Togo : la mort du militant écologiste Séna Alouka suscite des hommages à travers l’Afrique
Le Togolais Séna Alouka, fondateur de l’ONG panafricaine Jeunes Volontaires pour l’Environnement (JVE), est mort le 31 août 2026 à Créteil, en France, des suites d’une maladie, à l’âge de 51 ans. L’annonce de sa disparition, relayée le 3 septembre par la société civile togolaise, a suscité de nombreux hommages parmi les acteurs environnementaux et climatiques du continent.

Créée en 2001 à son initiative, JVE s’est imposée comme l’une des plus grandes organisations panafricaines de jeunesse consacrées au développement durable. L’ONG est aujourd’hui présente dans une trentaine de pays africains et revendique plusieurs dizaines de milliers de volontaires, mobilisés sur la protection des écosystèmes, la justice climatique et la promotion de l’agroécologie.
Séna Alouka présidait également le groupe de travail sur le climat et l’agroécologie de l’Alliance pour la souveraineté alimentaire en Afrique (AFSA). Il s’était imposé, au fil de plus de deux décennies d’engagement, comme l’une des voix africaines les plus actives dans les négociations climatiques internationales, où il plaidait pour que le continent ne reste pas simple spectateur des décisions concernant son avenir.
Sa disparition, qualifiée de perte majeure par plusieurs organisations de la société civile, intervient alors que JVE et ses partenaires panafricains ont indiqué vouloir poursuivre les actions qu’il portait.
Des hommages venus de tout le continent
Interrogé par RFI, l’expert environnemental togolais Séverin Koffi Apedjagbo a salué un homme qui « s’est donné, qui a donné toute sa vie pour la lutte contre la dégradation de l’environnement ».

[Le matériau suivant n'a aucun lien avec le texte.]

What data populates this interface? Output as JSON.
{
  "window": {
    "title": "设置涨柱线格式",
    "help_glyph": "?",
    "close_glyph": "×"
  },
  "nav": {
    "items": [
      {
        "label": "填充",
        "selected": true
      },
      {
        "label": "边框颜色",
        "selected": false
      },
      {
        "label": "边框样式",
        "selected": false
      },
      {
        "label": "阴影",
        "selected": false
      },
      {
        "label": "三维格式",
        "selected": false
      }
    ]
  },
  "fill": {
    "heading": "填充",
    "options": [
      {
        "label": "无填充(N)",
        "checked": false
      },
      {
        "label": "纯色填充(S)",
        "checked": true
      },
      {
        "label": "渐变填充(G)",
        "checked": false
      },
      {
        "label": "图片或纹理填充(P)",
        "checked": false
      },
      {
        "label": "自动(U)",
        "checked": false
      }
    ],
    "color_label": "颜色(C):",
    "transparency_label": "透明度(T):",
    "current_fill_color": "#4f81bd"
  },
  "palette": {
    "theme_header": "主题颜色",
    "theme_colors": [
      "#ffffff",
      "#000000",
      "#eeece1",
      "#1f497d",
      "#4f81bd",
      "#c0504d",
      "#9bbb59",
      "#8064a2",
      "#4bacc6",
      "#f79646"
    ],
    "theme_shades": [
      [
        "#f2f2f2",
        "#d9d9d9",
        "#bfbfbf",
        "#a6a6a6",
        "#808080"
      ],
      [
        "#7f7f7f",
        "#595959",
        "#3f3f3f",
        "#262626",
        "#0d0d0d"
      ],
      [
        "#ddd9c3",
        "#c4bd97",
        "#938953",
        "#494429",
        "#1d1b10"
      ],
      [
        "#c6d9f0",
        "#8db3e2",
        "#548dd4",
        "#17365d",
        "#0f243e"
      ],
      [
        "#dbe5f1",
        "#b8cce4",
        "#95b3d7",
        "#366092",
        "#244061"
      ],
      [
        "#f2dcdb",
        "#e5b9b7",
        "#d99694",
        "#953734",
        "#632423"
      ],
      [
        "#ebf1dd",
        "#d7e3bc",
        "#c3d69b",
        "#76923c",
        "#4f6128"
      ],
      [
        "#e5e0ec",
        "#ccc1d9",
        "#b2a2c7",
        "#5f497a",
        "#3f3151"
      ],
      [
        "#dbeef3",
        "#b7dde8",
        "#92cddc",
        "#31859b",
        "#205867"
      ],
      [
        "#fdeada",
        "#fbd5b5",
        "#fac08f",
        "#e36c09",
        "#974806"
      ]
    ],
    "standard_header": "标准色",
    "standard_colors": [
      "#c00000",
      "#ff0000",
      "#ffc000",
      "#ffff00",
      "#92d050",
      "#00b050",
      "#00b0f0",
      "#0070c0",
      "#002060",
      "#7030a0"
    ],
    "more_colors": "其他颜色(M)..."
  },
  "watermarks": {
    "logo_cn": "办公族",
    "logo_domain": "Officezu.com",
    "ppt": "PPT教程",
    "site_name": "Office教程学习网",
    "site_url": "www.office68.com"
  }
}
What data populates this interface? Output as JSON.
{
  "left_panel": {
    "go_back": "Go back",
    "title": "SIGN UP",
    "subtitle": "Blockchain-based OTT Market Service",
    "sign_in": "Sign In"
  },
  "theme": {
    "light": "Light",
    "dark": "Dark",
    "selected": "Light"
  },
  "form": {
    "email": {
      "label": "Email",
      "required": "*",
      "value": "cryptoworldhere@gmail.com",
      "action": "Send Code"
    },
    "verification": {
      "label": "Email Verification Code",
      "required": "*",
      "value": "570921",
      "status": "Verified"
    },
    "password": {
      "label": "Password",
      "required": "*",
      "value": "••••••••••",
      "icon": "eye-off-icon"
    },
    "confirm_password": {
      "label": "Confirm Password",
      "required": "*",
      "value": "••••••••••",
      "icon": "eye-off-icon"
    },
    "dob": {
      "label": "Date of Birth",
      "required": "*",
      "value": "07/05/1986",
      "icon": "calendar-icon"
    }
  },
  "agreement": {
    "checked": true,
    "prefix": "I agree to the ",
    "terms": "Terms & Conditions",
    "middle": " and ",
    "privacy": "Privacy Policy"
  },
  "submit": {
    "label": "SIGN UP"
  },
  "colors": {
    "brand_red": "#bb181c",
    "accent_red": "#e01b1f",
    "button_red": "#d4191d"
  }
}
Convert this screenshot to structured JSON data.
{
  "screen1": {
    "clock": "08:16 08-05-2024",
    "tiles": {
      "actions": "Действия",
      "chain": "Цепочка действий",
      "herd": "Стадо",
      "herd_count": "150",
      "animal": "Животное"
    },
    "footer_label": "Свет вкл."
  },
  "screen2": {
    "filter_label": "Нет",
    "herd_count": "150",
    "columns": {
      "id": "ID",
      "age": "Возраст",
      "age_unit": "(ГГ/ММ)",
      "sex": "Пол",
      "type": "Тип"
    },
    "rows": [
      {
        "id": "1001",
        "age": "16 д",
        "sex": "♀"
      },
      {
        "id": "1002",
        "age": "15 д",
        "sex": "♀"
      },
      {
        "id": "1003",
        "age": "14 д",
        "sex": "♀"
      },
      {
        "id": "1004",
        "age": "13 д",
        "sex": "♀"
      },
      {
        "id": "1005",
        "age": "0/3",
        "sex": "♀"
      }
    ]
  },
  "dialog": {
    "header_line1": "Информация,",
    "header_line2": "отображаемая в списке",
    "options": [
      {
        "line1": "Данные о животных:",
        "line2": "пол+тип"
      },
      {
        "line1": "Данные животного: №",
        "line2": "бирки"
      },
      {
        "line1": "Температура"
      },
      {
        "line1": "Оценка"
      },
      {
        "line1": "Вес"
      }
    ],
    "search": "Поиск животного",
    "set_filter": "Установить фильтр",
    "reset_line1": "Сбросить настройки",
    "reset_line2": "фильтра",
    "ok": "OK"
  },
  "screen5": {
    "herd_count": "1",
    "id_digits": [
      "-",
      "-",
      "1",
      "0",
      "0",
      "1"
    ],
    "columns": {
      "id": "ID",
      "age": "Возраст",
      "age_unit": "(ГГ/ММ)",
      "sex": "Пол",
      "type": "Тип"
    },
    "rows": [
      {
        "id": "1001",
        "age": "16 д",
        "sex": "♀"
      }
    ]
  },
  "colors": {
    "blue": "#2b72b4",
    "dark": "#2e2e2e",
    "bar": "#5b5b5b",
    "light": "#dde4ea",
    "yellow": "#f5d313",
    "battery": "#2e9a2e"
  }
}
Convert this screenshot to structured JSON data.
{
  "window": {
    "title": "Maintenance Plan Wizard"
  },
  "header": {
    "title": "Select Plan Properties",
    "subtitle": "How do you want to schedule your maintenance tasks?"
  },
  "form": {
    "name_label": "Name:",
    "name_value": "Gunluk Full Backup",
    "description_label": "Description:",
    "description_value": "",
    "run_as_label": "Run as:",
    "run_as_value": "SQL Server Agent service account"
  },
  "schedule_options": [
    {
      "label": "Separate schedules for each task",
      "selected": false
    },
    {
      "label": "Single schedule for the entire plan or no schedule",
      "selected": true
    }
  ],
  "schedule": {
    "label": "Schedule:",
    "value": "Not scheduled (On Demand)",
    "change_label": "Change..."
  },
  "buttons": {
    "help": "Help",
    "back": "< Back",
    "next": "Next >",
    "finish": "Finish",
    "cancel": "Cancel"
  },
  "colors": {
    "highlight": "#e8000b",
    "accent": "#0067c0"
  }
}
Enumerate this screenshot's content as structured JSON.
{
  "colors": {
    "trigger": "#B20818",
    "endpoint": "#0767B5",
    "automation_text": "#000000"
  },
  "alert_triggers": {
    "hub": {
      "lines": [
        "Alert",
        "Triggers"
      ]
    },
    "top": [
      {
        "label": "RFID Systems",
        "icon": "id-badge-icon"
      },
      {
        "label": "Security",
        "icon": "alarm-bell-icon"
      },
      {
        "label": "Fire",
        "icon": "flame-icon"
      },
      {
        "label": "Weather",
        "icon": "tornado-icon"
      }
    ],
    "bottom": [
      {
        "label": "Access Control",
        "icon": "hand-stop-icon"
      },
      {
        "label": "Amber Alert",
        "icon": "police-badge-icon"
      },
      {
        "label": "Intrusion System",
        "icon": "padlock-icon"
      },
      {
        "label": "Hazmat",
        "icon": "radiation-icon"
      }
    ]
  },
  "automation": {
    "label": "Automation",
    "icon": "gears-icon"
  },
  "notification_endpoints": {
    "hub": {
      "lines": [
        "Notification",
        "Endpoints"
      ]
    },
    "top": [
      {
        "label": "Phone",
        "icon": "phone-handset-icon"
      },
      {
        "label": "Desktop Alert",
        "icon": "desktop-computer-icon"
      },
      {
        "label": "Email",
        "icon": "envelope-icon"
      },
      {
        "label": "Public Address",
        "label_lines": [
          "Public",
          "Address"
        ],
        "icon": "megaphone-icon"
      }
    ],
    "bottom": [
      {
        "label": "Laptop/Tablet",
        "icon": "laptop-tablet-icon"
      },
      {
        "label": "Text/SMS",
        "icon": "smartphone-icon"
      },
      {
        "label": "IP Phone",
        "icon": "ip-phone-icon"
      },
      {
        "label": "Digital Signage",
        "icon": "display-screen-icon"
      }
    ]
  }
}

Le Camerounais Augustine Njamnshi, cofondateur de l’Alliance panafricaine pour la justice climatique, a de son côté rappelé que Séna Alouka appartenait à « une génération de militants africains qui ont très tôt compris que le continent ne pouvait pas rester simple spectateur des décisions concernant son avenir », selon des propos rapportés par RFI.
Djibril Niang, qui dirige la branche sénégalaise de JVE, a pour sa part souligné l’ampleur du réseau bâti par le militant togolais, présent dans une trentaine de pays et mobilisant des dizaines de milliers de jeunes. « Le meilleur hommage que nous puissions lui rendre, c’est de continuer son combat et de faire vivre les valeurs qu’il nous a transmises », a-t-il confié à RFI.
Le diplomate malien Seyni Nafo, porte-parole des négociateurs africains à l’ONU climat, a résumé la perte en une image : « C’est un baobab qui tombe ».